雷撃。剣を振り上げた皇帝だけを狙ったリーゼロッテの雷魔法。傷を押さえながら後方へ跳躍するリュードが折れた剣を持って言う。
「ありがとう、リーゼ……」
雷撃の直撃。レーベルト帝国軍からは驚きと心配の声が上がり、そしてレーニャ達は喜びの表情を浮かべる。だがリュードとリーゼロッテだけはその表情を変えなかった。
「……無駄だよ」
雷撃の後、その土煙の中から現れたのは無傷の皇帝。涼しい顔をして佇立している。レーニャが吃驚して言う。
「な、なんで、あいつは平気なんだニャ!?」
「慈悲の鎧、あれはアーティファクトの力が無くても全魔法を無効化するのじゃ」
「ば、馬鹿な!!」
ベルベットが驚いて言う。
「そんな出鱈目な鎧が……」
「あるんじゃよ」
リーゼロッテが汗を流しながら言う。
「それが勇者サックスのアーティファクト」
皆がその美しい鎧に身を包んだ若き皇帝を見つめる。
「くそっ!!!!」
リュードが折れた剣で果敢にシュナイダーに立ち向かう。
「無駄なことを!! そんな武器でこの私に敵うはずなかろう!!!」
ガン!!!!
「ぐっ!!」
折れた剣を軽くいなす皇帝。

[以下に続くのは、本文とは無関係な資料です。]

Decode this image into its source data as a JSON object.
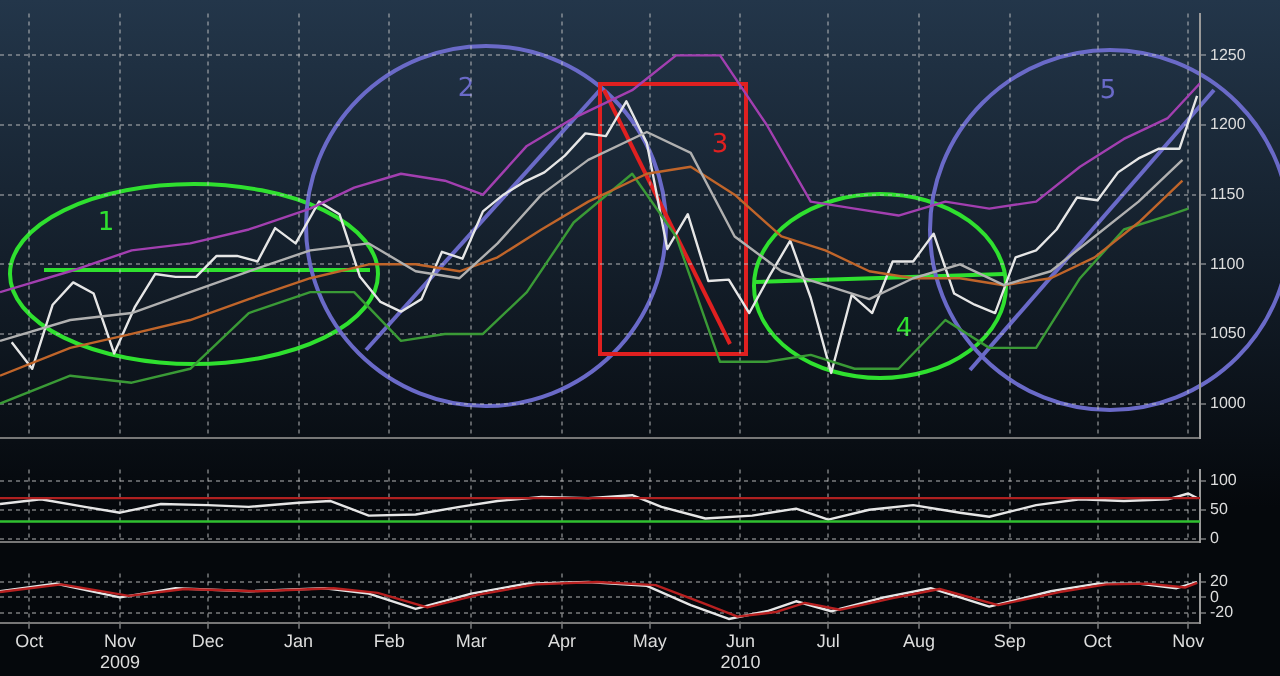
{
  "chart_data": [
    {
      "type": "line",
      "xlim": [
        "2009-09-21",
        "2010-11-05"
      ],
      "ylim": [
        975,
        1280
      ],
      "yticks": [
        1000,
        1050,
        1100,
        1150,
        1200,
        1250
      ],
      "xticks": [
        {
          "value": "2009-10-01",
          "label": null
        },
        {
          "value": "2009-11-01",
          "label": null
        },
        {
          "value": "2009-12-01",
          "label": null
        },
        {
          "value": "2010-01-01",
          "label": null
        },
        {
          "value": "2010-02-01",
          "label": null
        },
        {
          "value": "2010-03-01",
          "label": null
        },
        {
          "value": "2010-04-01",
          "label": null
        },
        {
          "value": "2010-05-01",
          "label": null
        },
        {
          "value": "2010-06-01",
          "label": null
        },
        {
          "value": "2010-07-01",
          "label": null
        },
        {
          "value": "2010-08-01",
          "label": null
        },
        {
          "value": "2010-09-01",
          "label": null
        },
        {
          "value": "2010-10-01",
          "label": null
        },
        {
          "value": "2010-11-01",
          "label": null
        }
      ],
      "grid": true,
      "tick_labels": "y",
      "annotations": [
        "1",
        "2",
        "3",
        "4",
        "5"
      ],
      "series": [
        {
          "color": "#a23fb0",
          "x": [
            "2009-09-21",
            "2009-10-15",
            "2009-11-05",
            "2009-11-25",
            "2009-12-15",
            "2010-01-05",
            "2010-01-20",
            "2010-02-05",
            "2010-02-20",
            "2010-03-05",
            "2010-03-20",
            "2010-04-05",
            "2010-04-25",
            "2010-05-10",
            "2010-05-25",
            "2010-06-10",
            "2010-06-25",
            "2010-07-10",
            "2010-07-25",
            "2010-08-10",
            "2010-08-25",
            "2010-09-10",
            "2010-09-25",
            "2010-10-10",
            "2010-10-25",
            "2010-11-05"
          ],
          "values": [
            1080,
            1095,
            1110,
            1115,
            1125,
            1140,
            1155,
            1165,
            1160,
            1150,
            1185,
            1205,
            1225,
            1250,
            1250,
            1200,
            1145,
            1140,
            1135,
            1145,
            1140,
            1145,
            1170,
            1190,
            1205,
            1230
          ]
        },
        {
          "color": "#b0b0b0",
          "x": [
            "2009-09-21",
            "2009-10-15",
            "2009-11-05",
            "2009-11-25",
            "2009-12-15",
            "2010-01-05",
            "2010-01-25",
            "2010-02-10",
            "2010-02-25",
            "2010-03-10",
            "2010-03-25",
            "2010-04-10",
            "2010-04-30",
            "2010-05-15",
            "2010-05-30",
            "2010-06-15",
            "2010-06-30",
            "2010-07-15",
            "2010-07-30",
            "2010-08-15",
            "2010-08-30",
            "2010-09-15",
            "2010-09-30",
            "2010-10-15",
            "2010-10-30"
          ],
          "values": [
            1045,
            1060,
            1065,
            1080,
            1095,
            1110,
            1115,
            1095,
            1090,
            1115,
            1150,
            1175,
            1195,
            1180,
            1120,
            1095,
            1085,
            1075,
            1090,
            1100,
            1085,
            1095,
            1120,
            1145,
            1175
          ]
        },
        {
          "color": "#c0652a",
          "x": [
            "2009-09-21",
            "2009-10-15",
            "2009-11-05",
            "2009-11-25",
            "2009-12-15",
            "2010-01-05",
            "2010-01-25",
            "2010-02-10",
            "2010-02-25",
            "2010-03-10",
            "2010-03-25",
            "2010-04-10",
            "2010-04-30",
            "2010-05-15",
            "2010-05-30",
            "2010-06-15",
            "2010-06-30",
            "2010-07-15",
            "2010-07-30",
            "2010-08-15",
            "2010-08-30",
            "2010-09-15",
            "2010-09-30",
            "2010-10-15",
            "2010-10-30"
          ],
          "values": [
            1020,
            1040,
            1050,
            1060,
            1075,
            1090,
            1100,
            1100,
            1095,
            1105,
            1125,
            1145,
            1165,
            1170,
            1150,
            1120,
            1110,
            1095,
            1090,
            1090,
            1085,
            1090,
            1105,
            1130,
            1160
          ]
        },
        {
          "color": "#3a9a36",
          "x": [
            "2009-09-21",
            "2009-10-15",
            "2009-11-05",
            "2009-11-25",
            "2009-12-15",
            "2010-01-05",
            "2010-01-20",
            "2010-02-05",
            "2010-02-20",
            "2010-03-05",
            "2010-03-20",
            "2010-04-05",
            "2010-04-25",
            "2010-05-10",
            "2010-05-25",
            "2010-06-10",
            "2010-06-25",
            "2010-07-10",
            "2010-07-25",
            "2010-08-10",
            "2010-08-25",
            "2010-09-10",
            "2010-09-25",
            "2010-10-10",
            "2010-10-25",
            "2010-11-01"
          ],
          "values": [
            1000,
            1020,
            1015,
            1025,
            1065,
            1080,
            1080,
            1045,
            1050,
            1050,
            1080,
            1130,
            1165,
            1120,
            1030,
            1030,
            1035,
            1025,
            1025,
            1060,
            1040,
            1040,
            1090,
            1125,
            1135,
            1140
          ]
        },
        {
          "color": "#e6e6e6",
          "x": [
            "2009-09-25",
            "2009-10-02",
            "2009-10-09",
            "2009-10-16",
            "2009-10-23",
            "2009-10-30",
            "2009-11-06",
            "2009-11-13",
            "2009-11-20",
            "2009-11-27",
            "2009-12-04",
            "2009-12-11",
            "2009-12-18",
            "2009-12-24",
            "2009-12-31",
            "2010-01-08",
            "2010-01-15",
            "2010-01-22",
            "2010-01-29",
            "2010-02-05",
            "2010-02-12",
            "2010-02-19",
            "2010-02-26",
            "2010-03-05",
            "2010-03-12",
            "2010-03-19",
            "2010-03-26",
            "2010-04-02",
            "2010-04-09",
            "2010-04-16",
            "2010-04-23",
            "2010-04-30",
            "2010-05-07",
            "2010-05-14",
            "2010-05-21",
            "2010-05-28",
            "2010-06-04",
            "2010-06-11",
            "2010-06-18",
            "2010-06-25",
            "2010-07-02",
            "2010-07-09",
            "2010-07-16",
            "2010-07-23",
            "2010-07-30",
            "2010-08-06",
            "2010-08-13",
            "2010-08-20",
            "2010-08-27",
            "2010-09-03",
            "2010-09-10",
            "2010-09-17",
            "2010-09-24",
            "2010-10-01",
            "2010-10-08",
            "2010-10-15",
            "2010-10-22",
            "2010-10-29",
            "2010-11-04"
          ],
          "values": [
            1044,
            1025,
            1071,
            1087,
            1079,
            1036,
            1069,
            1093,
            1091,
            1091,
            1106,
            1106,
            1102,
            1126,
            1115,
            1145,
            1136,
            1091,
            1073,
            1066,
            1075,
            1109,
            1104,
            1138,
            1150,
            1159,
            1166,
            1178,
            1194,
            1192,
            1217,
            1187,
            1111,
            1136,
            1088,
            1089,
            1065,
            1092,
            1117,
            1076,
            1022,
            1078,
            1065,
            1102,
            1102,
            1122,
            1079,
            1071,
            1065,
            1105,
            1110,
            1125,
            1148,
            1146,
            1166,
            1176,
            1183,
            1183,
            1221
          ]
        }
      ]
    },
    {
      "type": "line",
      "xlim": [
        "2009-09-21",
        "2010-11-05"
      ],
      "ylim": [
        -6,
        119
      ],
      "yticks": [
        0,
        50,
        100
      ],
      "xticks": [
        {
          "value": "2009-10-01",
          "label": null
        },
        {
          "value": "2009-11-01",
          "label": null
        },
        {
          "value": "2009-12-01",
          "label": null
        },
        {
          "value": "2010-01-01",
          "label": null
        },
        {
          "value": "2010-02-01",
          "label": null
        },
        {
          "value": "2010-03-01",
          "label": null
        },
        {
          "value": "2010-04-01",
          "label": null
        },
        {
          "value": "2010-05-01",
          "label": null
        },
        {
          "value": "2010-06-01",
          "label": null
        },
        {
          "value": "2010-07-01",
          "label": null
        },
        {
          "value": "2010-08-01",
          "label": null
        },
        {
          "value": "2010-09-01",
          "label": null
        },
        {
          "value": "2010-10-01",
          "label": null
        },
        {
          "value": "2010-11-01",
          "label": null
        }
      ],
      "grid": true,
      "tick_labels": "y",
      "ref_lines": [
        {
          "axis": "y",
          "value": 70,
          "color": "#b02020"
        },
        {
          "axis": "y",
          "value": 30,
          "color": "#30c030"
        }
      ],
      "series": [
        {
          "color": "#e6e6e6",
          "x": [
            "2009-09-21",
            "2009-10-05",
            "2009-10-20",
            "2009-11-01",
            "2009-11-15",
            "2009-12-01",
            "2009-12-15",
            "2010-01-01",
            "2010-01-12",
            "2010-01-25",
            "2010-02-10",
            "2010-02-25",
            "2010-03-10",
            "2010-03-25",
            "2010-04-10",
            "2010-04-25",
            "2010-05-05",
            "2010-05-20",
            "2010-06-05",
            "2010-06-20",
            "2010-07-01",
            "2010-07-15",
            "2010-07-30",
            "2010-08-15",
            "2010-08-25",
            "2010-09-10",
            "2010-09-25",
            "2010-10-10",
            "2010-10-25",
            "2010-11-01",
            "2010-11-04"
          ],
          "values": [
            60,
            68,
            55,
            45,
            60,
            58,
            55,
            62,
            65,
            40,
            42,
            55,
            65,
            72,
            70,
            75,
            55,
            35,
            40,
            52,
            33,
            50,
            58,
            45,
            38,
            58,
            68,
            65,
            68,
            78,
            70
          ]
        }
      ]
    },
    {
      "type": "line",
      "xlim": [
        "2009-09-21",
        "2010-11-05"
      ],
      "ylim": [
        -33,
        31
      ],
      "yticks": [
        -20,
        0,
        20
      ],
      "xticks": [
        {
          "value": "2009-10-01",
          "label": "Oct"
        },
        {
          "value": "2009-11-01",
          "label": "Nov\n2009"
        },
        {
          "value": "2009-12-01",
          "label": "Dec"
        },
        {
          "value": "2010-01-01",
          "label": "Jan"
        },
        {
          "value": "2010-02-01",
          "label": "Feb"
        },
        {
          "value": "2010-03-01",
          "label": "Mar"
        },
        {
          "value": "2010-04-01",
          "label": "Apr"
        },
        {
          "value": "2010-05-01",
          "label": "May"
        },
        {
          "value": "2010-06-01",
          "label": "Jun\n2010"
        },
        {
          "value": "2010-07-01",
          "label": "Jul"
        },
        {
          "value": "2010-08-01",
          "label": "Aug"
        },
        {
          "value": "2010-09-01",
          "label": "Sep"
        },
        {
          "value": "2010-10-01",
          "label": "Oct"
        },
        {
          "value": "2010-11-01",
          "label": "Nov"
        }
      ],
      "grid": true,
      "series": [
        {
          "color": "#b82020",
          "x": [
            "2009-09-21",
            "2009-10-12",
            "2009-11-04",
            "2009-11-23",
            "2009-12-18",
            "2010-01-13",
            "2010-01-28",
            "2010-02-14",
            "2010-03-04",
            "2010-03-23",
            "2010-04-13",
            "2010-05-03",
            "2010-05-19",
            "2010-05-31",
            "2010-06-13",
            "2010-06-23",
            "2010-07-05",
            "2010-07-23",
            "2010-08-08",
            "2010-08-28",
            "2010-09-18",
            "2010-10-04",
            "2010-10-18",
            "2010-10-31",
            "2010-11-04"
          ],
          "values": [
            7,
            17,
            2,
            11,
            8,
            12,
            6,
            -13,
            4,
            17,
            20,
            16,
            -7,
            -25,
            -19,
            -7,
            -16,
            -1,
            11,
            -10,
            7,
            17,
            18,
            13,
            19
          ]
        },
        {
          "color": "#e6e6e6",
          "x": [
            "2009-09-21",
            "2009-10-10",
            "2009-11-01",
            "2009-11-20",
            "2009-12-15",
            "2010-01-10",
            "2010-01-25",
            "2010-02-10",
            "2010-03-01",
            "2010-03-20",
            "2010-04-10",
            "2010-04-30",
            "2010-05-15",
            "2010-05-28",
            "2010-06-10",
            "2010-06-20",
            "2010-07-02",
            "2010-07-20",
            "2010-08-05",
            "2010-08-25",
            "2010-09-15",
            "2010-10-01",
            "2010-10-15",
            "2010-10-28",
            "2010-11-04"
          ],
          "values": [
            8,
            18,
            0,
            12,
            8,
            12,
            5,
            -15,
            5,
            18,
            20,
            15,
            -10,
            -28,
            -18,
            -5,
            -18,
            0,
            12,
            -12,
            8,
            18,
            18,
            12,
            20
          ]
        }
      ]
    }
  ]
}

同時にリュードの体に刻まれる創傷。形勢逆転。先程まではただの剣でもアーティファクトである以上リュードに分があったが、それが根本から覆された。
「じゃあ、あの女をやればいいじゃねえか!?」
ベルベットがシュナイダーの後方に立つヘルリナを見て言う。アーティファクトキャンサー。それならが彼女を倒せばこの状態が解消される。リーゼロッテが首を振って答える。
「多分無理じゃ」
「なぜだ!?」
リーゼロッテがヘルリナが着ている服を指さして言う。
「あれは恐らく『守りの法衣』。魔法攻撃を無効化し、弓矢などの遠距離攻撃にも耐性がある」
「じゃあ……」
そう口にするベルベットにリーゼロッテが答える。
「そうじゃ、近付いて直接攻撃しなきゃならぬ……」
ベルベットが黙り込む。そのヘルリナの傍には無敵の皇帝シュナイダー。彼女から一定の距離を保ちながらリュードの相手をしている。

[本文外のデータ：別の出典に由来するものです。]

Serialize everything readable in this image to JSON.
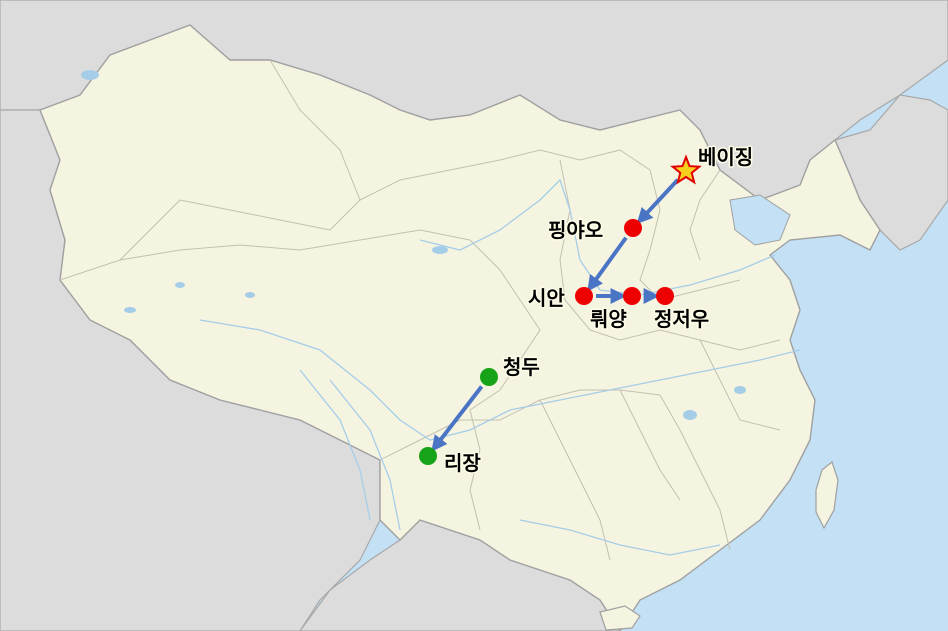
{
  "colors": {
    "sea": "#c3e0f5",
    "china_land": "#f5f4e1",
    "neighbor_land": "#dcdcdc",
    "route_arrow": "#4a74c4",
    "marker_red": "#ee0000",
    "marker_green": "#17a317",
    "star_fill": "#f7d11c",
    "star_stroke": "#e00000"
  },
  "map": {
    "icons": {
      "capital": "star-icon",
      "stop": "circle-marker-icon"
    },
    "cities": [
      {
        "id": "beijing",
        "name": "베이징",
        "marker": "star",
        "color": "red"
      },
      {
        "id": "pingyao",
        "name": "핑야오",
        "marker": "dot",
        "color": "red"
      },
      {
        "id": "xian",
        "name": "시안",
        "marker": "dot",
        "color": "red"
      },
      {
        "id": "luoyang",
        "name": "뤄양",
        "marker": "dot",
        "color": "red"
      },
      {
        "id": "zhengzhou",
        "name": "정저우",
        "marker": "dot",
        "color": "red"
      },
      {
        "id": "chengdu",
        "name": "청두",
        "marker": "dot",
        "color": "green"
      },
      {
        "id": "lijiang",
        "name": "리장",
        "marker": "dot",
        "color": "green"
      }
    ],
    "routes": [
      {
        "from": "beijing",
        "to": "pingyao"
      },
      {
        "from": "pingyao",
        "to": "xian"
      },
      {
        "from": "xian",
        "to": "luoyang"
      },
      {
        "from": "luoyang",
        "to": "zhengzhou"
      },
      {
        "from": "chengdu",
        "to": "lijiang"
      }
    ]
  }
}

(つまり、やはり皇帝を何とかしなければならないのか)
そのやり取りを聞いていたサーラが手にした剣にぎゅっと力を籠める。
「ぐわあああ!!!」
リュードはどうすることもできない状況に防戦一方となっていた。今この状況で使えるアーティファクトはない。
敗色濃厚なリュードが突如後ろを向き走り出す。
「!?」
驚くシュナイダー。リュードが全力で後方に向かって走り、サーラやベルベット達の横を駆けながら言う。
「サーラ、後は頼んだ!!!」
「え!?」
意味が分からないサーラ。だがリュードはそのまま何も言わずに後ろへと走り去っていく。

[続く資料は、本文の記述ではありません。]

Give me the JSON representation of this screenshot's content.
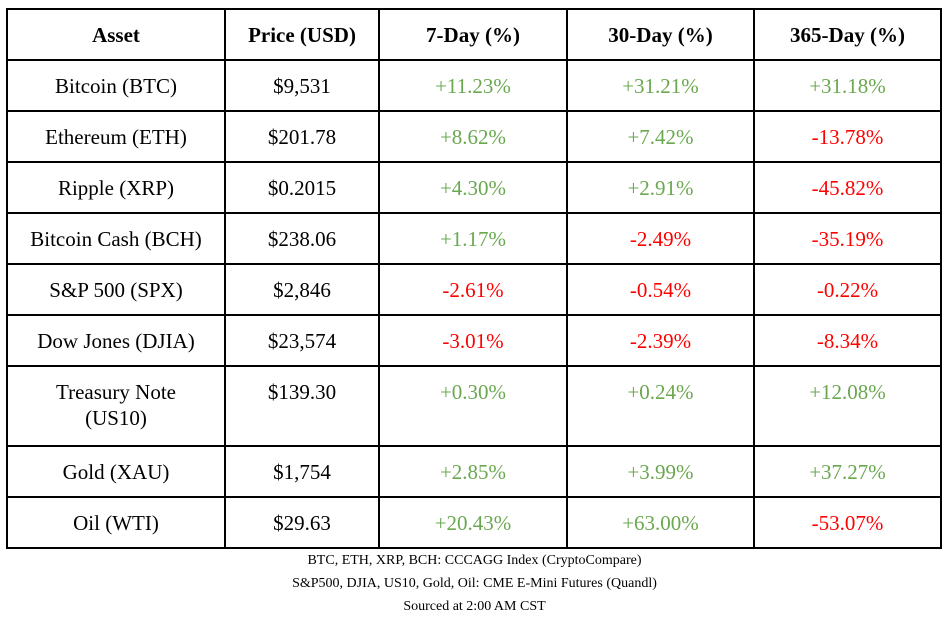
{
  "headers": [
    "Asset",
    "Price (USD)",
    "7-Day (%)",
    "30-Day (%)",
    "365-Day (%)"
  ],
  "colors": {
    "positive": "#6aa84f",
    "negative": "#ff0000"
  },
  "rows": [
    [
      "Bitcoin (BTC)",
      "$9,531",
      "+11.23%",
      "+31.21%",
      "+31.18%"
    ],
    [
      "Ethereum (ETH)",
      "$201.78",
      "+8.62%",
      "+7.42%",
      "-13.78%"
    ],
    [
      "Ripple (XRP)",
      "$0.2015",
      "+4.30%",
      "+2.91%",
      "-45.82%"
    ],
    [
      "Bitcoin Cash (BCH)",
      "$238.06",
      "+1.17%",
      "-2.49%",
      "-35.19%"
    ],
    [
      "S&P 500 (SPX)",
      "$2,846",
      "-2.61%",
      "-0.54%",
      "-0.22%"
    ],
    [
      "Dow Jones (DJIA)",
      "$23,574",
      "-3.01%",
      "-2.39%",
      "-8.34%"
    ],
    [
      "Treasury Note (US10)",
      "$139.30",
      "+0.30%",
      "+0.24%",
      "+12.08%"
    ],
    [
      "Gold (XAU)",
      "$1,754",
      "+2.85%",
      "+3.99%",
      "+37.27%"
    ],
    [
      "Oil (WTI)",
      "$29.63",
      "+20.43%",
      "+63.00%",
      "-53.07%"
    ]
  ],
  "footer": [
    "BTC, ETH, XRP, BCH: CCCAGG  Index (CryptoCompare)",
    "S&P500, DJIA, US10, Gold, Oil: CME E-Mini Futures (Quandl)",
    "Sourced at 2:00 AM CST"
  ]
}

「くっ、くははははっ!!! 逃げたか、逃げたか、勇者よ!!!!!」
シュナイダーが剣を天に掲げ、勝利の笑い声を辺りに響かせた。
「無様な勇者だ!! 敵に背を向け逃走とは想像にもできぬこと。我らがレーベルトの勝利なりっ!!!!」
高々に勝利宣言をするシュナイダー。沸き立つレーベルト軍。だがその前に亜麻色の髪の剣士が立ちはだかった。
「私が相手をする、皇帝シュナイダー」
それは第三王子リュードの剣術指南サーラ。そしてその横に金色のツインテールの少女も現れて言う。
「わらわもおるぞよ。小童よ」
手にした黄金色の宝珠の魔法杖。それをシュナイダーに向け、リーゼロッテが睨みつける。
「哀れな、哀れな、哀れな雑魚共よ。降伏するなら君達を我が軍営に加えてあげようじゃないか」
「お断りします」
「馬鹿を申すな、青二才が」
即答でそれを拒否するふたり。シュナイダーが笑いながら言う。
「くくくっ、大将が逃げたお前達サイラスに何ができる? じゃあ、ではお望み通り……」
シュナイダーが勇者の剣をふたりに向け優しく言う。
「皆殺しにしてあげようか」
美しく光る勇者の剣。それは死を感じさせるような美しさでもあった。